Desde La Oveja Negra
La tarde del 3 de diciembre de 1980 –hace cuarenta años– en el Ateneo y el Teatro Bellas Artes de Madrid se presentaron simultáneamente un par de libros en homenaje a don Manuel Azaña Díaz (1880-1940). Tal vez fue como un guiño, una especie de despedida y cierre de los pocos actos llevados a cabo durante aquel deslucido centenario del nacimiento del intelectual y estadista que protagonizó el trágico epílogo de la Segunda República española. A lo largo de casi cuatro décadas su memoria había sido silenciada, cuando no denigrada, por los golpistas victoriosos.
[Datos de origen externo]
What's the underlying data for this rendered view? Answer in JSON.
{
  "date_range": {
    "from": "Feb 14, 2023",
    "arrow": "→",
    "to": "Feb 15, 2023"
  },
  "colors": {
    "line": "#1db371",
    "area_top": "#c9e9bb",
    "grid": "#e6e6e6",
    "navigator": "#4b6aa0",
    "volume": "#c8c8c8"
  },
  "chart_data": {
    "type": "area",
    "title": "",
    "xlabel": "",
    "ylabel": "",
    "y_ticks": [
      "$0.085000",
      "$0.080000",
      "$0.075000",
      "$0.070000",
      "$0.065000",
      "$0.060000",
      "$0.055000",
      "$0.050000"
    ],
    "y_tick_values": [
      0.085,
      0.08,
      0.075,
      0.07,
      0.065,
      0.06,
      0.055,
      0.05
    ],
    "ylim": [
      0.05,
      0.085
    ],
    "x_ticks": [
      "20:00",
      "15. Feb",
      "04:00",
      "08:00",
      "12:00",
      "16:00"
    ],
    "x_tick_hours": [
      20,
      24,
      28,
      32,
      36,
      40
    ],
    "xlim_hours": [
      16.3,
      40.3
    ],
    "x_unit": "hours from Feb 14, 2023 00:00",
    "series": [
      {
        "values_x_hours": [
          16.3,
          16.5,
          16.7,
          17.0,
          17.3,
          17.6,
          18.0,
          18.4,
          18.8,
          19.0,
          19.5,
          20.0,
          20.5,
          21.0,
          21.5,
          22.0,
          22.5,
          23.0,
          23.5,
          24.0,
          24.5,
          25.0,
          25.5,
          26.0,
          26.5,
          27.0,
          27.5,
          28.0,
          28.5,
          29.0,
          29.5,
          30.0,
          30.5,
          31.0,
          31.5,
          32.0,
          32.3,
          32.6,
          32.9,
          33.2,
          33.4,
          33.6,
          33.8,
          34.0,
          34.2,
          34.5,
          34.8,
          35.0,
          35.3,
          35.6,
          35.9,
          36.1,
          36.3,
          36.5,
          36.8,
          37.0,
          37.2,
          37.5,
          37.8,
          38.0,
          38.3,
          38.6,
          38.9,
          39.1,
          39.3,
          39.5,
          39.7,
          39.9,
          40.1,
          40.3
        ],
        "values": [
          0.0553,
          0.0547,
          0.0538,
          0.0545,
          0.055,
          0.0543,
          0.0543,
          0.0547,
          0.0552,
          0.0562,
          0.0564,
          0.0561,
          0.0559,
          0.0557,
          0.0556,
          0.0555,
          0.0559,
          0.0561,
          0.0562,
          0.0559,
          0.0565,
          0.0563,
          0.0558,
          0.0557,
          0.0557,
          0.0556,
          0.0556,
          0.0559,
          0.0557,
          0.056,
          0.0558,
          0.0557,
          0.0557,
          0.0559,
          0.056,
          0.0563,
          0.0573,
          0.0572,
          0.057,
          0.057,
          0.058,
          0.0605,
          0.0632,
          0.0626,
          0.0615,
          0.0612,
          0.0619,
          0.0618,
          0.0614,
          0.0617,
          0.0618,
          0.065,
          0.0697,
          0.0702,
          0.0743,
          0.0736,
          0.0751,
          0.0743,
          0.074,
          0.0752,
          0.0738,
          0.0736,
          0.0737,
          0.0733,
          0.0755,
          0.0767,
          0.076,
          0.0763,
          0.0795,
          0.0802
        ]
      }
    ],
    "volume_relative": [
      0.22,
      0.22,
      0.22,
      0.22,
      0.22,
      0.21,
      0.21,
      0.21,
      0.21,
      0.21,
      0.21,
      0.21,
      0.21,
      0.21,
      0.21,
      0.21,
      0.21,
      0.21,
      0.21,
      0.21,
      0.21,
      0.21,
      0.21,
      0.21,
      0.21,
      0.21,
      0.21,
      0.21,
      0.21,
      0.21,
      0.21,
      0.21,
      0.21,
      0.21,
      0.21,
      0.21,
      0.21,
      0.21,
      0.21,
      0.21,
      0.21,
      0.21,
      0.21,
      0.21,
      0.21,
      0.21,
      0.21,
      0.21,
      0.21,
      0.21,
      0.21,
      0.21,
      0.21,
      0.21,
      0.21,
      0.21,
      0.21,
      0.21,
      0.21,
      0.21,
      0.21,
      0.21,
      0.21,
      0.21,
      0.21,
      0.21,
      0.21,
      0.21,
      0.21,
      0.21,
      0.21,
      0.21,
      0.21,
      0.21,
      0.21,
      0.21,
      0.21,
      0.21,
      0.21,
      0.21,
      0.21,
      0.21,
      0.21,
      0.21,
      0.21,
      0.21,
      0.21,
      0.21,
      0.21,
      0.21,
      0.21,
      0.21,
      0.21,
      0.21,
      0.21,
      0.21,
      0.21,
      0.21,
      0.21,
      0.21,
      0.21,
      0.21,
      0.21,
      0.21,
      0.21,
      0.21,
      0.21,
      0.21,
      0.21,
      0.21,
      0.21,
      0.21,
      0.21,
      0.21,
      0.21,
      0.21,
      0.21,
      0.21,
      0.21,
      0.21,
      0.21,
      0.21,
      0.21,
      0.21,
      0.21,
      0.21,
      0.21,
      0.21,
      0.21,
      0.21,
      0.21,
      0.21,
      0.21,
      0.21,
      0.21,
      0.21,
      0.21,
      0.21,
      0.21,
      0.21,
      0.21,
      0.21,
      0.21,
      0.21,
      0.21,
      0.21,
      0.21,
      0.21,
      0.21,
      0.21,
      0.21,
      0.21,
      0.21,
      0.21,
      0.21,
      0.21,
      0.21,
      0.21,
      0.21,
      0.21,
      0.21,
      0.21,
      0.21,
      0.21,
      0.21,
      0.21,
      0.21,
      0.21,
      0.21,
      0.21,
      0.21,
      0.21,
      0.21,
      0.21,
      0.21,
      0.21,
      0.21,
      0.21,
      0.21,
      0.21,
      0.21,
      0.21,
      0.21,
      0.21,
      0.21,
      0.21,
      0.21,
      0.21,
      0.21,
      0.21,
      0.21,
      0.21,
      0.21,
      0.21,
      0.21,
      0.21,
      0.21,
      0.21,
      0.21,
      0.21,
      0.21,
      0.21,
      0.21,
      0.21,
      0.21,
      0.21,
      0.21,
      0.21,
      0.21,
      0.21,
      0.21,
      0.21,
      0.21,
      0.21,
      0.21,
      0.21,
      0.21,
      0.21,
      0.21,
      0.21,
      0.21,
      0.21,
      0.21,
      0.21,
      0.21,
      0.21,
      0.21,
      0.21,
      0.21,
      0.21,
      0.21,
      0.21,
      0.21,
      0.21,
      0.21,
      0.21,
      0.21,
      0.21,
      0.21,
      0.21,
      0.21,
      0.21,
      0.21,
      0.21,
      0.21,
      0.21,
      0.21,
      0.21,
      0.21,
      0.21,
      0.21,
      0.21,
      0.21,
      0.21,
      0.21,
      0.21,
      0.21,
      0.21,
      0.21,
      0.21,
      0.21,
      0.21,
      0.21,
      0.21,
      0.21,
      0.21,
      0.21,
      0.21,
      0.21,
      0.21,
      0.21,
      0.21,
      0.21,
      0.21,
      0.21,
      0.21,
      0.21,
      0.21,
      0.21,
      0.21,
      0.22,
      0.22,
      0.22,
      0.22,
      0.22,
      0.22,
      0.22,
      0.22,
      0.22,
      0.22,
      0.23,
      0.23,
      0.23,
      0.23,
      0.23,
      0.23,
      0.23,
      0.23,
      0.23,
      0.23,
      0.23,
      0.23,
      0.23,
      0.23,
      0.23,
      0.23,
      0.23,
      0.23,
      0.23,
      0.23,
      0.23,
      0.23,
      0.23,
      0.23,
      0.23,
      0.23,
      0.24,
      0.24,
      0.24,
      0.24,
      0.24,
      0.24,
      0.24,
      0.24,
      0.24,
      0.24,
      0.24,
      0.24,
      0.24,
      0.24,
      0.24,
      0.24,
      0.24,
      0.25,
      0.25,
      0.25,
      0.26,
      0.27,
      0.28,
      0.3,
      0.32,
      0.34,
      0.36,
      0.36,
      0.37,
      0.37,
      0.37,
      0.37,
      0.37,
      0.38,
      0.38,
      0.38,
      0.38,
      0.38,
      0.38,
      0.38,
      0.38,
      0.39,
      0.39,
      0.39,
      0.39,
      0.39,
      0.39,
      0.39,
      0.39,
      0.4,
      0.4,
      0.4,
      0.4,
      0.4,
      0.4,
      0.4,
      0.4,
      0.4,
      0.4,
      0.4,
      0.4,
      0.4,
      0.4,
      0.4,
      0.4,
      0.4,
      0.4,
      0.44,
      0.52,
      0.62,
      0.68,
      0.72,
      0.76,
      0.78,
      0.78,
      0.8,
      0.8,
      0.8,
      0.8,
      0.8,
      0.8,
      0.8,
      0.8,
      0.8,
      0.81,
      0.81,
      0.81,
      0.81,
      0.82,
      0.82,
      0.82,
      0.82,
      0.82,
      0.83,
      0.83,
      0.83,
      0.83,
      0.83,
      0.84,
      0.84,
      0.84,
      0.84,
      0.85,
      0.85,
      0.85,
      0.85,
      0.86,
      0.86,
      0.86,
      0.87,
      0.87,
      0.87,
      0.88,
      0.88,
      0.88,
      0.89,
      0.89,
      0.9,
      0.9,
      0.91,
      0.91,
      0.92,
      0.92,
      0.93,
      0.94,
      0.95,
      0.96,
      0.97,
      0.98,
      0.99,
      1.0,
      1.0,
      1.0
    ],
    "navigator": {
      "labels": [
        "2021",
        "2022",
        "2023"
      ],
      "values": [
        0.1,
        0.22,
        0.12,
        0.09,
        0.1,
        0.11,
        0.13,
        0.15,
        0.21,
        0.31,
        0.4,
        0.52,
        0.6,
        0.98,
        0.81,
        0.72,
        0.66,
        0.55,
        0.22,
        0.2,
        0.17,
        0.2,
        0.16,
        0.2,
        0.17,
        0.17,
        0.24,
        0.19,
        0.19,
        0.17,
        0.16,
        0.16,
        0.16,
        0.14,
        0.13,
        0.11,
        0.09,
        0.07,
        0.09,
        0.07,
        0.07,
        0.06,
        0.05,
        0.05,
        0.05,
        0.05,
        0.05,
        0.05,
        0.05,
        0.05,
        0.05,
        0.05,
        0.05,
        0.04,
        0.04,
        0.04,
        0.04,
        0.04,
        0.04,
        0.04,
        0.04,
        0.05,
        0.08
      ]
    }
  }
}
Desde México, a mediados de los años sesenta, Juan Marichal inició una laboriosa recuperación de sus textos, continuada más tarde por Santos Juliá. Desde entonces hasta hoy hemos estado asistiendo al esfuerzo de una lenta, y a veces controvertida, reivindicación del pensamiento y la imagen de un personaje del que a estas alturas pretenden apropiarse, sin pudor alguno, varios partidos políticos, tanto a la izquierda como a la derecha.
En el Ateneo
Josefina Carabias tuvo el valor de abandonar su pueblo de Ávila para estudiar en Madrid. Establecida en la Residencia de Señoritas que regía María de Maeztu, se licenció en Derecho en 1930. Pronto entraría a colaborar en el semanario Estampa, llegándose a convertir, junto a María Luz Morales, en una de las primeras periodistas profesionales de aquella España donde escocía bastante que un grupo minoritario de jóvenes universitarias comenzasen a destacar en espacios públicos que se creían destinados exclusivamente al señorío de los hombres. Resulta bastante significativo que una de sus entrevistas para Estampa –firmada todavía como Pepita Carabias y fechada el 18 de abril de 1931– se la realizase a Victoria Kent, recién nombrada Directora General de Prisiones. En el reportaje a doble página afirmaba rotundamente: «Ya es hora de que los gobernantes se acordaran de las mujeres, para algo más que para piropearlas». Junto a otros jóvenes capitaneados por Santos Martínez (más tarde se convertiría en el secretario personal de Azaña) comenzaron a frecuentar el Ateneo e incluso se hicieron socios para ayudar a conseguir reflotar la Docta Casa tras el paso de la nefasta Dictadura de Primo de Rivera, que se había esforzado por hacerla desaparecer, incluso encarcelando o destituyendo la legítima Junta Directiva, ahora reintegrada con los antiguos miembros: Marañón y Jiménez de Asúa entre otros. Quedaba vacante aún el puesto de Depositario; por eso se presentaron ante don Manuel para que accediera a presentar su candidatura a las elecciones. Aclara Josefina Carabias en las primeras páginas de su libro que: «Fue en el Ateneo donde arrancó la carrera política de Manuel Azaña y mi conocimiento de su personalidad que me permite hoy escribir algo sobre él, simplemente como ser humano, así como sobre los diversos aspectos, a veces contradictorios, de su modo de ser y de actuar».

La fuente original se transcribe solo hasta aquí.